Die These der Geo-Lokalisierbarkeit von Internet-Storytelling, die der Soziologe Frédéric Martel aufstellt, lässt sich gut auf die regional verfasste Kulturpublizistik in der Schweiz übertragen.
Anlässlich der Konferenz „Identity Stories“ des Center for Storytelling, an dem u.a. die Hochschule Luzern und die ZHdK beteiligt sind, trafen sich am 13. November 2014 zahlreiche Berufsvertreter aus Wissenschaft, Wirtschaft und den Künsten. Zu den spannendsten Beiträgen gehörte auch derjenige des Soziologen Frédéric Martel. Seine Kernthese: „The Internet ist not a global conversation. It’s geo-localised. You stay in your sphere.“ Der Franzose bereiste in seiner Feldforschung fünfzig Länder und dokumentierte in seinem Buch Smart die jeweiligen länderspezifischen Vorlieben und Gewohnheiten in der Internetnutzung. Sein Fazit: Die Plattformen von heute mögen global sein, die darauf enthaltenen Informationen bleiben jedoch stets lokal und beziehen sich auf eine Community.

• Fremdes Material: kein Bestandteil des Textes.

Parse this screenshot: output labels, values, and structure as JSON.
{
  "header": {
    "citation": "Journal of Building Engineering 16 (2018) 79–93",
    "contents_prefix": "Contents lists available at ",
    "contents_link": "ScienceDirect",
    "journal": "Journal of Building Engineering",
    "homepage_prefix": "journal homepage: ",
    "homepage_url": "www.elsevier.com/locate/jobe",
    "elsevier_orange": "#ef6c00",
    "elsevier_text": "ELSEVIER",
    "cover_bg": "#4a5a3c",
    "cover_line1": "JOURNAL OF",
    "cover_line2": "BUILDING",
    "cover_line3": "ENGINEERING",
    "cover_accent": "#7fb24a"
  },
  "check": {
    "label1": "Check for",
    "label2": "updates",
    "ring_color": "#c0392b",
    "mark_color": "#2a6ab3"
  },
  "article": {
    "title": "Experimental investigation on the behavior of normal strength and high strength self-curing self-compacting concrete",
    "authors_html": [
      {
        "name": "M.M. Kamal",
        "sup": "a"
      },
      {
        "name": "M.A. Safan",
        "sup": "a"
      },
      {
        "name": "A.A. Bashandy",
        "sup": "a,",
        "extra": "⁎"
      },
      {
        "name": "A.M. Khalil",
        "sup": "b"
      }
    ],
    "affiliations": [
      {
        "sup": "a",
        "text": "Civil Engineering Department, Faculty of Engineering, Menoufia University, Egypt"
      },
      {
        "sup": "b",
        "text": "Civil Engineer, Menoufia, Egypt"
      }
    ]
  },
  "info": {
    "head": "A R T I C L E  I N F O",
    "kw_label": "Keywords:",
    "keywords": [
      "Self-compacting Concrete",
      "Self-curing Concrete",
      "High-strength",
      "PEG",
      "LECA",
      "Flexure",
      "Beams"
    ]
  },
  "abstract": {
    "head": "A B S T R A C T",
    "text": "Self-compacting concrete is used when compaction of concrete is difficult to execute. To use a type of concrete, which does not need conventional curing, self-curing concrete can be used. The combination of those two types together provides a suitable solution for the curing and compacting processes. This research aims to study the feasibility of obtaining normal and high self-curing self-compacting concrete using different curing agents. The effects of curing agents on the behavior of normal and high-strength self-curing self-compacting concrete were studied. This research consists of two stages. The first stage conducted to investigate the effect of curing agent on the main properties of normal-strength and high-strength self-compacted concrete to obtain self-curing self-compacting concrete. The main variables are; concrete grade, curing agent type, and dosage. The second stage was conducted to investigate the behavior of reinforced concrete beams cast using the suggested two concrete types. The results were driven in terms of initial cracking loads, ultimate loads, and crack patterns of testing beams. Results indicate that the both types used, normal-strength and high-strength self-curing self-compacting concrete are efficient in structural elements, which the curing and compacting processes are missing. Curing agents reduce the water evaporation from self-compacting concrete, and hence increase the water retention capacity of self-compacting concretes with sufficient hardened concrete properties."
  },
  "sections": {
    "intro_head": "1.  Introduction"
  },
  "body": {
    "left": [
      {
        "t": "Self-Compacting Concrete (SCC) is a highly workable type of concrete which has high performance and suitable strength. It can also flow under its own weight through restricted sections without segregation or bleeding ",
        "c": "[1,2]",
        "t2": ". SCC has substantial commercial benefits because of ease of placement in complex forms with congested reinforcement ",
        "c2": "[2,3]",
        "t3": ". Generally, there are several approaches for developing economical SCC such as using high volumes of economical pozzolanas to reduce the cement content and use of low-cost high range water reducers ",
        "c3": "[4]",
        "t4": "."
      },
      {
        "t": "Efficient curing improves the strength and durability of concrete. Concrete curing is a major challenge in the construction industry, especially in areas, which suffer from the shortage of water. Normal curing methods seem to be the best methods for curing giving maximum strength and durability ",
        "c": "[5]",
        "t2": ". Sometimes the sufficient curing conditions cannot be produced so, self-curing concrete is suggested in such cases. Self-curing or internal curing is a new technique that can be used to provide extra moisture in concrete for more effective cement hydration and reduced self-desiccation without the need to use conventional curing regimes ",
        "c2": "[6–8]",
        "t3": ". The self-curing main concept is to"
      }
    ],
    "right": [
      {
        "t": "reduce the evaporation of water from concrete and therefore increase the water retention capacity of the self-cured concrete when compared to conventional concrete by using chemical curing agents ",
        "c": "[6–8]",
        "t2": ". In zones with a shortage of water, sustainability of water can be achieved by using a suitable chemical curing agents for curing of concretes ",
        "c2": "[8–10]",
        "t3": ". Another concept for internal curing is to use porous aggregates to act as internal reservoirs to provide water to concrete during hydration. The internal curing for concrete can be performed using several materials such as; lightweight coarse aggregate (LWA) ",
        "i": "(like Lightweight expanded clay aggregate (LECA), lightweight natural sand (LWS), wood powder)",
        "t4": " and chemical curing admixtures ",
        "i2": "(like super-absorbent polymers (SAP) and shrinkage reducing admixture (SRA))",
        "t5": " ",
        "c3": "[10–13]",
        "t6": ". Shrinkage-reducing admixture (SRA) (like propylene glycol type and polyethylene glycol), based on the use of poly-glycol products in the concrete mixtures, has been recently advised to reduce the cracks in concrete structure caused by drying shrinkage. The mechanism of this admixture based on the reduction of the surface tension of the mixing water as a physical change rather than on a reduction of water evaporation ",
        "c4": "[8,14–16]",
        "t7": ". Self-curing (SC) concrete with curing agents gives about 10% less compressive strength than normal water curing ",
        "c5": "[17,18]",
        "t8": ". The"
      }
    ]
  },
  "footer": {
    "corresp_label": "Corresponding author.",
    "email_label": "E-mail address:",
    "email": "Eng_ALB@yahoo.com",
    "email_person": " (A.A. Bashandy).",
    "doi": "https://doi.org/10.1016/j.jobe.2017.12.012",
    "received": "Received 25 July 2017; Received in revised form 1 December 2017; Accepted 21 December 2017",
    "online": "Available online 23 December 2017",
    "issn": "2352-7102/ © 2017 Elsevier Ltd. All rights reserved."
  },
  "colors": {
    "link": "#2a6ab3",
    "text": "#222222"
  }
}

Das lässt sich auch in der Kulturpublizistik und im Kontext Schweiz gut mitverfolgen: Es gibt eine grosse Anzahl regional konzipierter Kulturmagazine. Ein Magazin wie Kunst Graubünden und Liechtenstein etwa basiert, auch was die Ressourcen betrifft, auf lokal-regionaler Verankerung. Was naheliegend und legitim scheint – das Interesse und die Lesezeit des Publikums beziehen sich darauf, dass die Themen und Akteure dieses Journalismus aus „ihrer“ Region stammen – kann aber auch Nachteile in sich bergen. Sprach- und kontextübergreifenden Beurteilungskriterien rücken unter Umständen in den Hintergrund. Es kann ein nach Isolation strebender und zeitgeistfremder Brutkasten entstehen. Dies wird immer dann überwunden, wenn ein Medium das lokale mit dem nationalen und internationalen Geschehen in einen Bezug setzt. Dies gelingt zum Beispiel bei den regionalen Magazinen Saiten (Ostschweiz) oder Coucou (Winterthur). Auch Quottom, welches sich auf den Kunst-Design-, und Kulturbetrieb in Zürich fokussiert, bietet internationale Inputs. Dabei wird in den verschiedenen Publikationskanälen – Blog/Website, Social Media und Printmagazin – stets auf eine starke Verankerung in den aktuellen Titel-Themen des vierteljährlich erscheinenden Heftes geachtet. Themen wie „Heimat und Wahnsinn“ oder das Bespielen des Quottom-Instagram-Kontos durch internationale Fotografen machen den Brückenschlag zwischen dem Lokalen und dem Globalen interessant.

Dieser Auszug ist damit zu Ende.